Rapid deforestation of mangroves, biodiversity loss, and the converging crises of climate change have severely undermined the region's capacity to recover and regenerate. Without targeted, community-level interventions, coastal populations remain exposed to climate shocks with little institutional or technical support to adapt. SCRIP was designed to directly address this gap, responding to the urgent need for integrated, locally grounded climate resilience programming in one of Pakistan's most underserved coastal regions.
The Approach:
SCRIP adopts a human-centered, multi-sectoral approach that combines community mobilization, technical support, and institutional capacity building.
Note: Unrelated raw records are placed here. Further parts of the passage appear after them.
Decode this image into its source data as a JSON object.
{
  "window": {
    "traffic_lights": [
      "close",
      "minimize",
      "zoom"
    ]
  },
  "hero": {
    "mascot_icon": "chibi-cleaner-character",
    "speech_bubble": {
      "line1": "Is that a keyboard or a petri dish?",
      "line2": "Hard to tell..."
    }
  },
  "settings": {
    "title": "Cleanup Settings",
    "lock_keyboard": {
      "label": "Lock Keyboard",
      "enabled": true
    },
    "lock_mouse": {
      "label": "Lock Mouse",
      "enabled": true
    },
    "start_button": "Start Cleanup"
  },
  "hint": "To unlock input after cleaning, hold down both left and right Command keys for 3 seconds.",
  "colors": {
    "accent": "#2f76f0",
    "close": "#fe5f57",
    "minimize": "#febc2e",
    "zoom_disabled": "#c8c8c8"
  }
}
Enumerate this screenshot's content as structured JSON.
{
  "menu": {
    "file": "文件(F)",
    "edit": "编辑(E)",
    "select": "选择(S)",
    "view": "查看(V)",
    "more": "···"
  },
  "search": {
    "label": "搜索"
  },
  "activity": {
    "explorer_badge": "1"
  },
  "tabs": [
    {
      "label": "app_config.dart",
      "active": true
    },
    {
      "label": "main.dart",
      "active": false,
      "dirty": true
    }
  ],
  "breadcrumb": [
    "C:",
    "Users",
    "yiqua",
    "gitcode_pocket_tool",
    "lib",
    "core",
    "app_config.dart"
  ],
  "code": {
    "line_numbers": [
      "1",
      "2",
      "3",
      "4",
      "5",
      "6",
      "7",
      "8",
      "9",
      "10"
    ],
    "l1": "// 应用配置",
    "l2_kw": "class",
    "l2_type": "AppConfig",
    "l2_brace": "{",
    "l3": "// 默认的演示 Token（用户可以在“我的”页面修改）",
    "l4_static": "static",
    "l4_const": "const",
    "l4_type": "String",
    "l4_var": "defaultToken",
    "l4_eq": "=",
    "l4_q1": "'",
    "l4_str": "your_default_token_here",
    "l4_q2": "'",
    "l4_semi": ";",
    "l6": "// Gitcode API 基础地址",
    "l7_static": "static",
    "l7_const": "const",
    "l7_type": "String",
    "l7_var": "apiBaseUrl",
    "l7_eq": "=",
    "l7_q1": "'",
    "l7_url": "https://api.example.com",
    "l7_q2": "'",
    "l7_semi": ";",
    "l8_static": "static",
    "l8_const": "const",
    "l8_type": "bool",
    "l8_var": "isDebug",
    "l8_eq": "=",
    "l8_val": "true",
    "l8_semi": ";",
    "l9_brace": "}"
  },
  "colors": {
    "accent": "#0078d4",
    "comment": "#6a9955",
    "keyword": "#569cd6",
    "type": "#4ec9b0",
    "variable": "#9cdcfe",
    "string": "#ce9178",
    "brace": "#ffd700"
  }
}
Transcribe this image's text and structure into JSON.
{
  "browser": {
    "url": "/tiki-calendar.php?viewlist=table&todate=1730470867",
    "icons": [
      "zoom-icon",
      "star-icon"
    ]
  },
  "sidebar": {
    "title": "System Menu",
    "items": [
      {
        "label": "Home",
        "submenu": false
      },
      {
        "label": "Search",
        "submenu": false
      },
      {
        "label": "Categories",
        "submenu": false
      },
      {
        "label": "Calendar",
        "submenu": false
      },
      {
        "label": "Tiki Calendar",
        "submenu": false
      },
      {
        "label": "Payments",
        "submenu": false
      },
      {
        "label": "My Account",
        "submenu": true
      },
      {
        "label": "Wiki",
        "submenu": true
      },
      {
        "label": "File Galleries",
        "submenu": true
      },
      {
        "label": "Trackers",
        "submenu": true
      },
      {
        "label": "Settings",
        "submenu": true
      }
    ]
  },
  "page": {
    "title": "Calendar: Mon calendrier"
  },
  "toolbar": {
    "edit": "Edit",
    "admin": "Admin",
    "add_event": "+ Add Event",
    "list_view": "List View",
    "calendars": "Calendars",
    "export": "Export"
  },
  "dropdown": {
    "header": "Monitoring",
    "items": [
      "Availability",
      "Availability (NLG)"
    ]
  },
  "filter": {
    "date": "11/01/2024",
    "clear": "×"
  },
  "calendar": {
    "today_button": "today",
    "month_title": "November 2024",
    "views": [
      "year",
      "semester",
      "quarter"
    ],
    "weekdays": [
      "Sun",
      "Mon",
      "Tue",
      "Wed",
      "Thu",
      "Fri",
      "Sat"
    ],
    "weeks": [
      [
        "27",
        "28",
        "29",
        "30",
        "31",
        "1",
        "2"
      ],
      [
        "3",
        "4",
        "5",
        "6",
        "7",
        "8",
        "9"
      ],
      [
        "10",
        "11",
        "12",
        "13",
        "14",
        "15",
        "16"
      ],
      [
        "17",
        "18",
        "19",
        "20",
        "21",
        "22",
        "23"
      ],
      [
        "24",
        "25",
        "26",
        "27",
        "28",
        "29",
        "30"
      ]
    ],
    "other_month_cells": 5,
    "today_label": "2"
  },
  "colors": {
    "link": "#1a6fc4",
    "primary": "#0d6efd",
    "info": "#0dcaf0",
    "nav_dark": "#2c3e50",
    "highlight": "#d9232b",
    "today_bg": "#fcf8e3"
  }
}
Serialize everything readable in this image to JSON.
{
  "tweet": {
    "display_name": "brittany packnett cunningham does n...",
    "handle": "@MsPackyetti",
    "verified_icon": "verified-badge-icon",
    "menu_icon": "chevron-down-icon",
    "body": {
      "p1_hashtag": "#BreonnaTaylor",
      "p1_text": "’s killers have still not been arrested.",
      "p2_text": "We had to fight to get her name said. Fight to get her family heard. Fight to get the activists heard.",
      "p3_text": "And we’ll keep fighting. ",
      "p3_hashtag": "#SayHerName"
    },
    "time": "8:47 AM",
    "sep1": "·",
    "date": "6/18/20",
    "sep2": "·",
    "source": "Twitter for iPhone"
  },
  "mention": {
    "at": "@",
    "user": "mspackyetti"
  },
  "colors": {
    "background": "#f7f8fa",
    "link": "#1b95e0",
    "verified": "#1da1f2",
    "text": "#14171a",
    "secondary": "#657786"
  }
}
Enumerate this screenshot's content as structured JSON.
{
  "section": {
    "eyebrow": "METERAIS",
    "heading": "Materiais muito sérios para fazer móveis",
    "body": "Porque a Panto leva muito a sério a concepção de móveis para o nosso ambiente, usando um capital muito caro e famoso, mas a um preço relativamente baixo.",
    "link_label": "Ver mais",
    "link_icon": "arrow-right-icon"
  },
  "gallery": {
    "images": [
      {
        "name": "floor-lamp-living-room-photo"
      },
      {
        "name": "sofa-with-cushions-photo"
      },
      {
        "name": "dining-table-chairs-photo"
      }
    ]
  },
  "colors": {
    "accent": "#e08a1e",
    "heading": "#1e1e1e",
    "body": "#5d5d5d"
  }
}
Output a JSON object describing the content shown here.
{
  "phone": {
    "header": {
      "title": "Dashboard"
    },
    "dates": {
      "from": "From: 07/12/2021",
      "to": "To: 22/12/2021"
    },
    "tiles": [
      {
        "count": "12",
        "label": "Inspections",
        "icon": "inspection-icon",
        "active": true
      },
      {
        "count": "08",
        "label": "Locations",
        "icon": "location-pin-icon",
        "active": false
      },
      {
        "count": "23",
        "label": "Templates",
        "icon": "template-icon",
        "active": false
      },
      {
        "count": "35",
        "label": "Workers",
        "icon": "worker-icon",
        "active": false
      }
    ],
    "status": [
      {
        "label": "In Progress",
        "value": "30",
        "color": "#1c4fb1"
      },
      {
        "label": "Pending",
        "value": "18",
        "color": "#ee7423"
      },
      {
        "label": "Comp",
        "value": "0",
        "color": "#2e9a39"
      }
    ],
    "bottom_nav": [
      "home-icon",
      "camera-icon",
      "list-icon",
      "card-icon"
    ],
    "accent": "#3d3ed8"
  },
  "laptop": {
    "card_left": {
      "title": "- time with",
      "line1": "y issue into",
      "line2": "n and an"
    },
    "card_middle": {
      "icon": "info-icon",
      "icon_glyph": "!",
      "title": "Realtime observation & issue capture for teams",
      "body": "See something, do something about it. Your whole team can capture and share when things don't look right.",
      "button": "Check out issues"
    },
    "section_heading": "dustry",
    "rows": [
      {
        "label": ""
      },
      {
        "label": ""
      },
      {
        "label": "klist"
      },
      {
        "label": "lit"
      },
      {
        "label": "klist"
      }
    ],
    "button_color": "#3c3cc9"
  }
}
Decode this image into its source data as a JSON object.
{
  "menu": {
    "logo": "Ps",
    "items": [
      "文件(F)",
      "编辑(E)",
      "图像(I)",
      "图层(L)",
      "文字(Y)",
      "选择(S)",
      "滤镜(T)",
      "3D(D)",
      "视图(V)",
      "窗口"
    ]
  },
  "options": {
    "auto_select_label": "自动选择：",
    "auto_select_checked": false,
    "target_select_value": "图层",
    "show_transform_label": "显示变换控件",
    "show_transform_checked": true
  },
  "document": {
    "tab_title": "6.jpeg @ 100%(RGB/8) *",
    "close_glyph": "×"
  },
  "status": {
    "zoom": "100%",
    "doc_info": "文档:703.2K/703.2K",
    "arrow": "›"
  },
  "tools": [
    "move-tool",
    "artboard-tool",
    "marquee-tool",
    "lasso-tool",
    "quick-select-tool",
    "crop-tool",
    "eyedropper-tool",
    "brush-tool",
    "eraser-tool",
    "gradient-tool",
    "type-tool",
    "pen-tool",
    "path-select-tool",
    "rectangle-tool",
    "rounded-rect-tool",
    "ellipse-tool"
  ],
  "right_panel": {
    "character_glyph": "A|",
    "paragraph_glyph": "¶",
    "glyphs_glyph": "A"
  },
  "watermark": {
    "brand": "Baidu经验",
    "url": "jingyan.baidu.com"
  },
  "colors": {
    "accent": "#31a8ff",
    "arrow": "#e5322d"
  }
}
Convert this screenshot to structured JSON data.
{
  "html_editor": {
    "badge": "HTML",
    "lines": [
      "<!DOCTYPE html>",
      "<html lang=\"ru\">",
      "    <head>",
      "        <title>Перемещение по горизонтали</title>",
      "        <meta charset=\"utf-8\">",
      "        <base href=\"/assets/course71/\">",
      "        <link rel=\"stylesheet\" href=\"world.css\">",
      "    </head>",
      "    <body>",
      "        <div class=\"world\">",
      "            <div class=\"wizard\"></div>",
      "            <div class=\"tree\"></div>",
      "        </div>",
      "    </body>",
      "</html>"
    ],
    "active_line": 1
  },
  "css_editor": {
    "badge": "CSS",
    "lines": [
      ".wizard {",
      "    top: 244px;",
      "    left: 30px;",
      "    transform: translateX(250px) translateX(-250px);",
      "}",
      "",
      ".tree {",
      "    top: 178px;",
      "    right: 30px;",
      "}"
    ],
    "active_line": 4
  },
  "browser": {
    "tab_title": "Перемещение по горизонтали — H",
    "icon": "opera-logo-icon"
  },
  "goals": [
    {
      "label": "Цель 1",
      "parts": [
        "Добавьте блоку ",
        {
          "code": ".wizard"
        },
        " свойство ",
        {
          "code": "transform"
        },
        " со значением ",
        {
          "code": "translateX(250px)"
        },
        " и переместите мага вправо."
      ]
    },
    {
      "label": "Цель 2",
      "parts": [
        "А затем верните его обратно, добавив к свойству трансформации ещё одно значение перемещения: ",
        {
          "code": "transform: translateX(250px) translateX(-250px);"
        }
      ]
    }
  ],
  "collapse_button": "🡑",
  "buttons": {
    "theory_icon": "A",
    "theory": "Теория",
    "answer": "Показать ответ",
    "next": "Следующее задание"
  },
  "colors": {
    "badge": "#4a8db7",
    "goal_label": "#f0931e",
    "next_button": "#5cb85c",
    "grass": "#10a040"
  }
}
The programme is structured around seven core intervention areas:
The programme builds on AKF's global Indian Ocean Coastal Regeneration Initiative and works in close partnership with government, civil society, and local knowledge institutions. AKDN's affiliated agencies, AKRSP and AKAHP, provide complementary expertise to comprehensively address climate action and renewable energy gaps through proven multi-stakeholder approaches.
Results & Impact:
SCRIP is expected to deliver measurable improvements across two main areas. First, strengthened local capacity for disaster preparedness through formulated coastal resilience plans, operationalized CBDRM systems, and small-scale mitigation and adaptation solutions implemented in target communities. Second, improved livelihoods and habitat resilience through promotion of sustainable aquaculture, regenerative farming, clean energy access, and improved WASH infrastructure.
The programme directly contributes to Pakistan's strategic priorities on climate change, economic development, environmental protection, and social equity. By targeting Thatta and Sujawal, the lowest-ranked districts in Sindh by HDI, SCRIP ensures that interventions reach the most marginalized and climate-exposed populations. The total programme investment is expected to benefit up to 8,000 people over two years, with an even split between climate adaptation and climate mitigation activities.
SDGs:
Insights & Replication Potential:
A key insight underpinning SCRIP is the importance of integrating local institutional capacity with globally tested frameworks – in this case, AKF's Indian Ocean Coastal Regeneration Initiative – to deliver contextually relevant solutions at scale. The programme's human-centered design, emphasizing early community engagement and participatory planning, has been critical to ensuring buy-in and long-term sustainability of interventions.
Key challenges include managing risks related to natural disasters and community reluctance to adopt new approaches, both of which are being addressed through pre-existing hazard assessments, flexible procurement, and community mobilization built into the programme design. Financial accountability is safeguarded through AKDN's established control systems aligned with donor guidelines.
The SCRIP model is highly replicable across other climate-vulnerable coastal districts in Pakistan, particularly in Balochistan and Khyber Pakhtunkhwa's riverine belts, as well as in other Indian Ocean coastal nations facing similar convergences of climate stress, ecosystem degradation, and livelihood fragility. The modular structure of the programme enables adaptation to different ecological and socioeconomic contexts with appropriate institutional support and data access.